Police Chief Fred Deltorchio was quoted saying that making truancy part of the municipal code, rather than relying solely on state educational code, adds teeth to the law. But why do we want to figuratively chew up our children?
When youth rebel, the adult impulse is to suppress the rebellion. Repressive tactics might work temporarily, but it’s only a matter of time before the problem once again rears its ugly head. This proposal is a response to a serious situation, and yes, truant children should be in school. But criminalizing them is not the answer.

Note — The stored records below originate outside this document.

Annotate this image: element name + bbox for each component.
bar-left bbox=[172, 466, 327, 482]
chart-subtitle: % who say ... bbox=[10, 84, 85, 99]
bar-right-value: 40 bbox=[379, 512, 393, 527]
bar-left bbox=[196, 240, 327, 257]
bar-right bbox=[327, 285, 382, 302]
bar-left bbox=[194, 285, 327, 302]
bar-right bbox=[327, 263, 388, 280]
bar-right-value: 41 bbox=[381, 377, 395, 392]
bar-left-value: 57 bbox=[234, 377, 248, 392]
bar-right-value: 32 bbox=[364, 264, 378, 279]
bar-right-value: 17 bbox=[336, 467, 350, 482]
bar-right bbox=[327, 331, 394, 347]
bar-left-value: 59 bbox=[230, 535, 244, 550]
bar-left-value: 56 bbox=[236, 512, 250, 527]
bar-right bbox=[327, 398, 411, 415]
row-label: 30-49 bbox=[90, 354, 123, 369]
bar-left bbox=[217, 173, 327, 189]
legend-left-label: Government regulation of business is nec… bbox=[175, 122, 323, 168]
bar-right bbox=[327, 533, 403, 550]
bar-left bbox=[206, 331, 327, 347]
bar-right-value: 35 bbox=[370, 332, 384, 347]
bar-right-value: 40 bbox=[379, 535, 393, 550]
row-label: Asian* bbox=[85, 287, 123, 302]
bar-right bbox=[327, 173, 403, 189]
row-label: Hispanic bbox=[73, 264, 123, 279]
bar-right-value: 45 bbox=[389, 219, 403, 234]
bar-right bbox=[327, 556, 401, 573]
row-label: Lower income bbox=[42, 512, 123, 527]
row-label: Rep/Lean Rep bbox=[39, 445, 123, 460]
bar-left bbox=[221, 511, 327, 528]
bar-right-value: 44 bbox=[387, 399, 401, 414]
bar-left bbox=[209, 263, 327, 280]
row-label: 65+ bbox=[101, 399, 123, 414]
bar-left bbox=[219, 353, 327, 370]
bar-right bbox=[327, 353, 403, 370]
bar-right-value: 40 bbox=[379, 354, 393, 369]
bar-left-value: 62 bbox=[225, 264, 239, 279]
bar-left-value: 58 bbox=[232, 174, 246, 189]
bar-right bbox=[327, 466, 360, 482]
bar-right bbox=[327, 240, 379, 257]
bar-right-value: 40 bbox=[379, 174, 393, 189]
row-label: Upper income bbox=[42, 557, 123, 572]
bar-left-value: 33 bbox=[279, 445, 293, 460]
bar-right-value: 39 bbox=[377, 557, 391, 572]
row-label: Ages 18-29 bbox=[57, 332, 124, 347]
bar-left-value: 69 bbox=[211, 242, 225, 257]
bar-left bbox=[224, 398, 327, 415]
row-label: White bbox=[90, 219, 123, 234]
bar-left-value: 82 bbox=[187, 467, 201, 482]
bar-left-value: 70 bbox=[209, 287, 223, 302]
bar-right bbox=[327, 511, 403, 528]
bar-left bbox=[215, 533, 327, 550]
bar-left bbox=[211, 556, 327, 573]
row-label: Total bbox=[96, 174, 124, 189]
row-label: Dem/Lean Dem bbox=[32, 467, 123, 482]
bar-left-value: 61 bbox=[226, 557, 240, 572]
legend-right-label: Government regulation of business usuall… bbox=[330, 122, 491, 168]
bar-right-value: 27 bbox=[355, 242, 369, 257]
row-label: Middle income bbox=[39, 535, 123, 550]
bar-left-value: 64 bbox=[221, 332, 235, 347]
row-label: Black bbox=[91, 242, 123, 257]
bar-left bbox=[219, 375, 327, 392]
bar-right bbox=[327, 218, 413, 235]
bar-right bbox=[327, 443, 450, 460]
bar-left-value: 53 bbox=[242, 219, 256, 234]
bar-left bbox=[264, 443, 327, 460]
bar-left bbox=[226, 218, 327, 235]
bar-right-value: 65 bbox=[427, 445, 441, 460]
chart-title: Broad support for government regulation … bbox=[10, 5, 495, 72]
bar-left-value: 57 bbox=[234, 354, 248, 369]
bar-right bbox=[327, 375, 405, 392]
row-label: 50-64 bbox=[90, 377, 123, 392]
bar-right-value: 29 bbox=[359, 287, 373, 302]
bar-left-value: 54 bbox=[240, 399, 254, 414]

In this situation, an increased number of juvenile delinquents will only perpetuate Richmond’s reputation as a crime-ridden city. If the curfew passes, juveniles would be delinquent based on their inability or refusal to pay a court fine or by ditching school again, perhaps to make a stand about what they perceive as an unfair punishment. Such actions may seem defiant and silly, but when you’re a teenager, adolescent actions are your way of making sense of a world in which you have little say.
Unfortunately, under this curfew such action taken against a targeted crack down would not be viewed in the spirit of Thoreau’s Civil Disobedience – as people making a stand against an unjust government – but rather as criminal behavior.
While it is commendable that the Richmond Police Department cares about youth missing school, and has even included a community-based organization in its proposed solution, a curfew would be more a challenge than a solution.
It’s as though the police are saying, “We dare you. Go ahead ditch, watch what we’ll do.”
That kind of challenge is fruitless. Kids are bored and uninspired in school and that’s often why they don’t care. They need to be challenged intellectually and be provided caring adults willing to ask what is going on in their lives that is leading them to act out. The school district and city council should address what programs have been cut that had incentivized kids to stay in school – arts, sports, music, creative expression – and how they can obtain programmatic funding rather than sequestering city funds for more policing.
Ultimately, children unafraid of school authorities are not likely to be intimidated by any authority. The solution to this problem should be how to make them care about school, not scare them into it.